Ready to follow
As Jesus went on from there, he saw a man named Matthew sitting at the tax collector’s booth.”Follow me,” he told him, and Matthew got up and followed him.
Sitting on the floor of my bedroom in the silence of the early morning reading my bible during quiet time, this particular verse in scripture struck me. Only the Lord knows what Matthew had been going through at that particular time when he was called to follow Jesus .His personal struggles, failing faith in life and humanity. Questions about his future, where he was headed, Gods purpose for his life… who he was created to be and what for? would he keep living the life of a tax collector in the temple? Deep inside himself he knew he had been made for more. A tugging in his heart, a longing for a better way of life and living. A new purpose, something tangible… Something more…
Let us meet Matthew.
Matthew was a dishonest tax collector driven by greed, until Jesus Christ chose him as a disciple.
Matthew the Tax Collector
We first meet Matthew in Capernaum, in his tax booth on the main highway. He was collecting duties on imported goods brought by farmers, merchants, and caravans. Under the Roman Empire’s system, Matthew would have paid all the taxes in advance, then collected from the citizens and travelers to reimburse himself
Tax collectors were notoriously corrupt because they extorted far and above what was owed, to ensure their personal profit. Because their decisions were enforced by Roman soldiers, no one dared object.
Matthew the Apostle
Matthew was named Levi before his call by Jesus. We don’t know whether Jesus gave him the name Matthew or whether he changed it himself, but it is a shortening of the name Mattathias, which means “gift of Yahweh,” or simply “the gift of God.”
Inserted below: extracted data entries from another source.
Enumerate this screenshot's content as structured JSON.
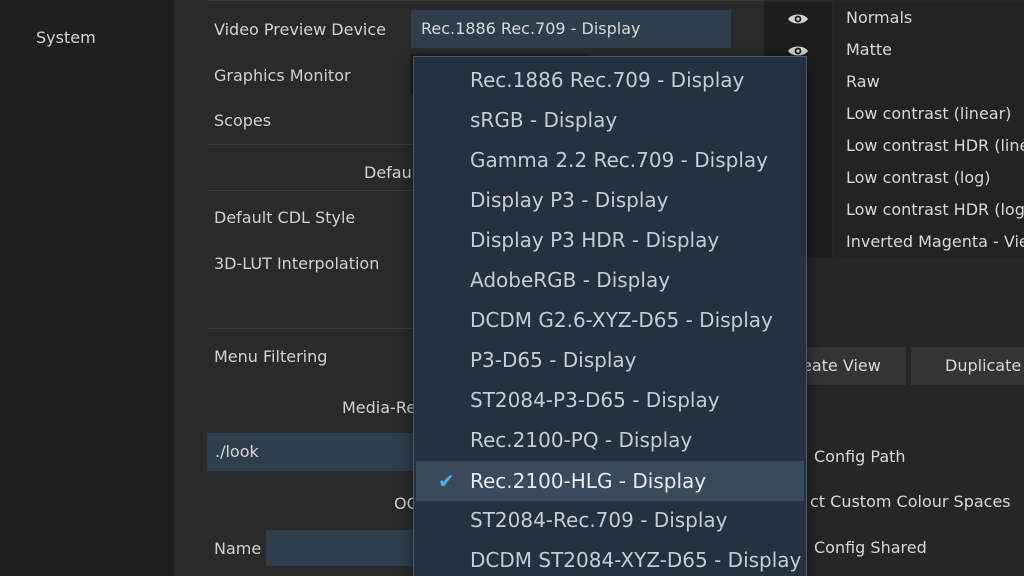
{
  "nav": {
    "items": [
      "System"
    ]
  },
  "settings": {
    "video_preview_label": "Video Preview Device",
    "video_preview_value": "Rec.1886 Rec.709 - Display",
    "graphics_monitor_label": "Graphics Monitor",
    "scopes_label": "Scopes",
    "defaults_header": "Defaul",
    "default_cdl_label": "Default CDL Style",
    "lut_label": "3D-LUT Interpolation",
    "menu_filtering_label": "Menu Filtering",
    "media_header": "Media-Re",
    "look_path": "./look",
    "oc_header": "OC",
    "name_label": "Name"
  },
  "views": [
    {
      "name": "Normals"
    },
    {
      "name": "Matte"
    },
    {
      "name": "Raw"
    },
    {
      "name": "Low contrast (linear)"
    },
    {
      "name": "Low contrast HDR (linear)"
    },
    {
      "name": "Low contrast (log)"
    },
    {
      "name": "Low contrast HDR (log)"
    },
    {
      "name": "Inverted Magenta - View"
    }
  ],
  "buttons": {
    "create_view": "eate View",
    "duplicate": "Duplicate"
  },
  "right_text": {
    "config_path": "Config Path",
    "custom_colour_spaces": "ct Custom Colour Spaces",
    "config_shared": "Config Shared"
  },
  "dropdown": {
    "selected": "Rec.2100-HLG - Display",
    "options": [
      "Rec.1886 Rec.709 - Display",
      "sRGB - Display",
      "Gamma 2.2 Rec.709 - Display",
      "Display P3 - Display",
      "Display P3 HDR - Display",
      "AdobeRGB - Display",
      "DCDM G2.6-XYZ-D65 - Display",
      "P3-D65 - Display",
      "ST2084-P3-D65 - Display",
      "Rec.2100-PQ - Display",
      "Rec.2100-HLG - Display",
      "ST2084-Rec.709 - Display",
      "DCDM ST2084-XYZ-D65 - Display"
    ]
  },
  "colors": {
    "accent": "#4fb0e6",
    "field": "#2f3e4d",
    "menu_bg": "#233140"
  }
}
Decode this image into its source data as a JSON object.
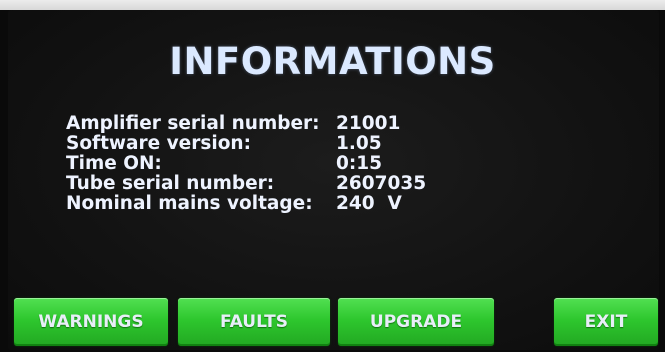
{
  "screen": {
    "title": "INFORMATIONS"
  },
  "info": [
    {
      "label": "Amplifier serial number:",
      "value": "21001"
    },
    {
      "label": "Software version:",
      "value": "1.05"
    },
    {
      "label": "Time ON:",
      "value": "0:15"
    },
    {
      "label": "Tube serial number:",
      "value": "2607035"
    },
    {
      "label": "Nominal mains voltage:",
      "value": "240  V"
    }
  ],
  "buttons": {
    "warnings": "WARNINGS",
    "faults": "FAULTS",
    "upgrade": "UPGRADE",
    "exit": "EXIT"
  },
  "colors": {
    "button_green": "#2ec72e",
    "screen_background": "#121212",
    "title_text": "#dbe9ff",
    "body_text": "#eef3ff"
  }
}
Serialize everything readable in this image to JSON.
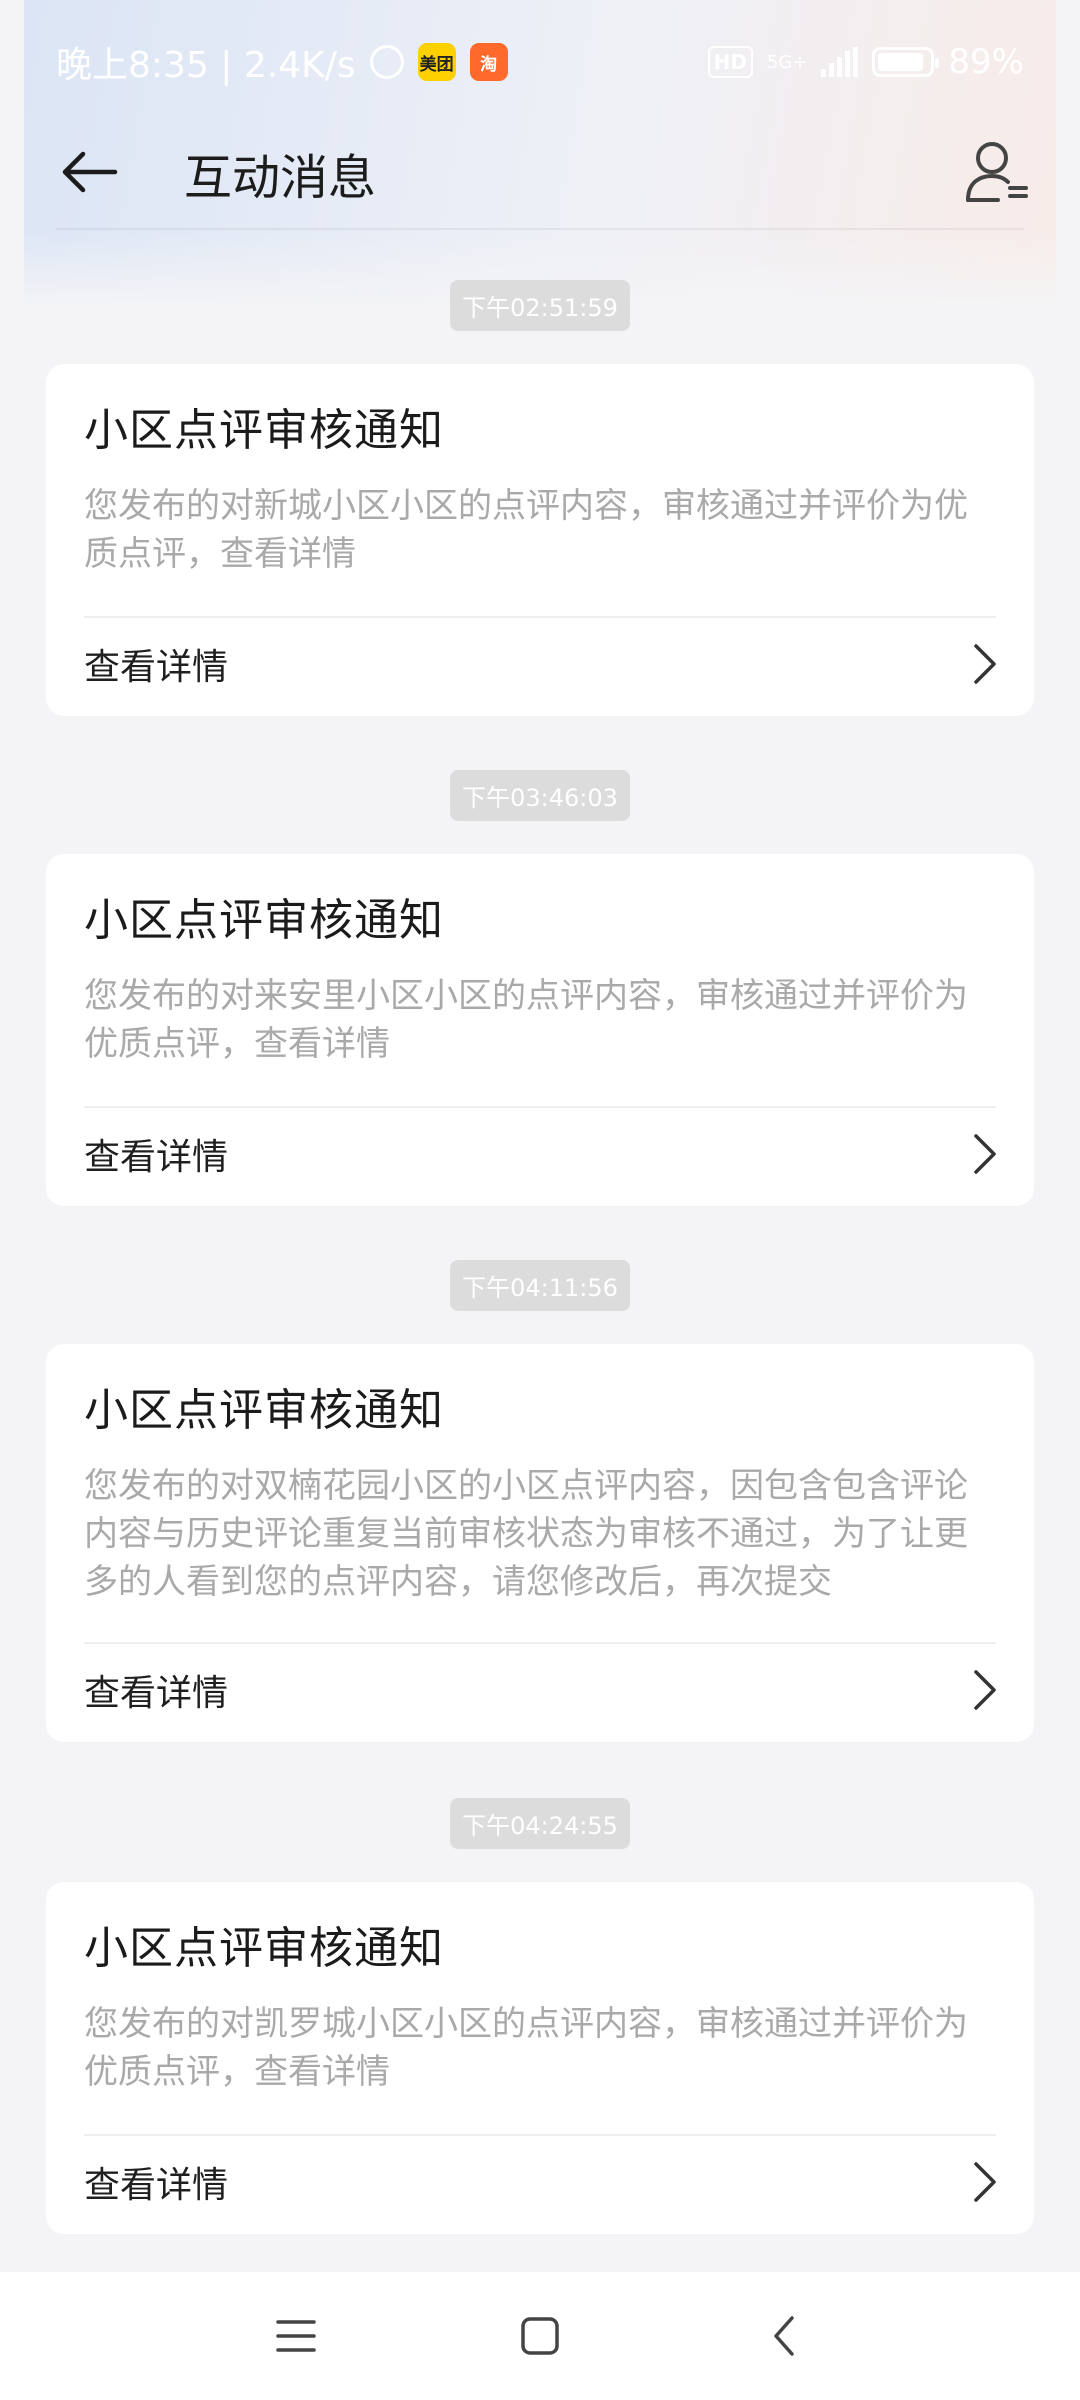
{
  "status_bar": {
    "time_text": "晚上8:35 | 2.4K/s",
    "meituan_label": "美团",
    "taobao_label": "淘",
    "hd_label": "HD",
    "network_label": "5G+",
    "battery_text": "89%",
    "battery_level": 0.89
  },
  "header": {
    "title": "互动消息",
    "back_icon": "arrow-left-icon",
    "user_icon": "user-menu-icon"
  },
  "messages": [
    {
      "time": "下午02:51:59",
      "title": "小区点评审核通知",
      "body": "您发布的对新城小区小区的点评内容，审核通过并评价为优质点评，查看详情",
      "link_label": "查看详情"
    },
    {
      "time": "下午03:46:03",
      "title": "小区点评审核通知",
      "body": "您发布的对来安里小区小区的点评内容，审核通过并评价为优质点评，查看详情",
      "link_label": "查看详情"
    },
    {
      "time": "下午04:11:56",
      "title": "小区点评审核通知",
      "body": "您发布的对双楠花园小区的小区点评内容，因包含包含评论内容与历史评论重复当前审核状态为审核不通过，为了让更多的人看到您的点评内容，请您修改后，再次提交",
      "link_label": "查看详情"
    },
    {
      "time": "下午04:24:55",
      "title": "小区点评审核通知",
      "body": "您发布的对凯罗城小区小区的点评内容，审核通过并评价为优质点评，查看详情",
      "link_label": "查看详情"
    }
  ],
  "nav": {
    "menu_icon": "menu-icon",
    "home_icon": "home-icon",
    "back_icon": "back-icon"
  }
}
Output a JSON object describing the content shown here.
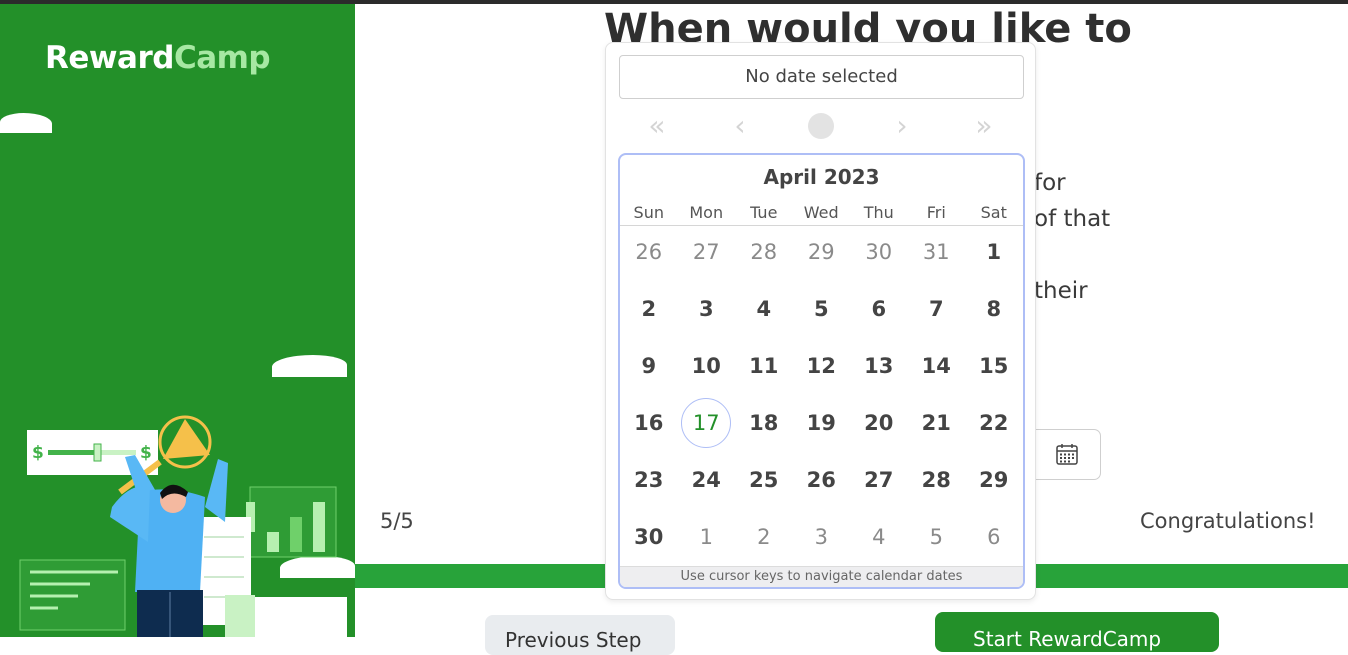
{
  "app": {
    "logo_part1": "Reward",
    "logo_part2": "Camp"
  },
  "main": {
    "title": "When would you like to",
    "bg_fragments": [
      "for",
      "of that",
      "their"
    ],
    "step": "5/5",
    "congrats": "Congratulations!",
    "prev_label": "Previous Step",
    "next_label": "Start RewardCamp"
  },
  "datepicker": {
    "selected_value": "No date selected",
    "nav": {
      "prev_year": "«",
      "prev_month": "‹",
      "next_month": "›",
      "next_year": "»"
    },
    "month_label": "April 2023",
    "weekdays": [
      "Sun",
      "Mon",
      "Tue",
      "Wed",
      "Thu",
      "Fri",
      "Sat"
    ],
    "weeks": [
      [
        "26",
        "27",
        "28",
        "29",
        "30",
        "31",
        "1"
      ],
      [
        "2",
        "3",
        "4",
        "5",
        "6",
        "7",
        "8"
      ],
      [
        "9",
        "10",
        "11",
        "12",
        "13",
        "14",
        "15"
      ],
      [
        "16",
        "17",
        "18",
        "19",
        "20",
        "21",
        "22"
      ],
      [
        "23",
        "24",
        "25",
        "26",
        "27",
        "28",
        "29"
      ],
      [
        "30",
        "1",
        "2",
        "3",
        "4",
        "5",
        "6"
      ]
    ],
    "today": "17",
    "hint": "Use cursor keys to navigate calendar dates"
  },
  "illustration": {
    "currency_left": "$",
    "currency_right": "$"
  },
  "colors": {
    "brand_green": "#239029",
    "accent_light": "#a7e8a3",
    "focus_blue": "#aebef6",
    "progress": "#28a33a"
  }
}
On the same day Jesus invited Matthew to follow him; Matthew threw a great farewell feast in his home in Capernaum, inviting his friends so they could meet Jesus too. From that time on, instead of collecting tax money, Matthew collected souls for Christ.
Despite his sinful past, Matthew was uniquely qualified to be a disciple. He was an accurate record keeper and keen observer of people. He captured the smallest details. Those traits served him well when he wrote the Gospel of Matthew some 20 years later.
By surface appearances, it was scandalous and offensive for Jesus to pick a tax collector as one of his closest followers, since they were widely hated by the Jews. Yet of the four Gospel writers, Matthew presented Jesus to the Jews as their hoped-for Messiah, tailoring his account to answer their questions.
Matthew displayed one of the most radically changed lives in the Bible in response to an invitation from Jesus. He did not hesitate; he did not look back. He left behind a life of wealth and security for poverty and uncertainty. He abandoned the pleasures of this world for the promise of eternal life.
The remainder of Matthew’s life is uncertain. Tradition says he preached for 15 years in Jerusalem following the death and resurrection of Jesus, then went out on the mission field to other countries.Disputed legend has it that Matthew died as a martyr for the cause of Christ. The official Roman Martyrology of the Catholic Church suggests that Matthew was martyred in Ethiopia. Foxe’s Book of Martyrs also supports the martyrdom tradition of Matthew, reporting that he was slain with a halberd in the city of Nabadar.
He served as one of the 12 disciples of Jesus Christ. As an eyewitness to the Savior, Matthew recorded a detailed account of Jesus’ life, the story of his birth, his message and his many deeds in the Gospel of Matthew. He also served as a missionary, spreading the good news to other countries.
God can use anyone to help him in his work. We should not feel unqualified because of our appearance, lack of education, or our past. Jesus looks for sincere commitment. We should also remember that the highest calling in life is serving God, no matter what the world says. Money, fame, and power cannot compare with being a follower of Jesus Christ.
References to Matthew in the Bible
Matthew 9:9, 10:3; Mark 2:14, 3:18; Luke 5:27-29; 6:15; Acts 1:13.
This is what I learn from this verse and from Matthew. Our Lord God knows us well. Intimately. The number of hairs on our head numbered. That’s how well he knows us. The day will come when we are called to leave everything behind to follow him. And like Matthew, I pray that when the Savoir calls as he passes by, you will heed his call and follow.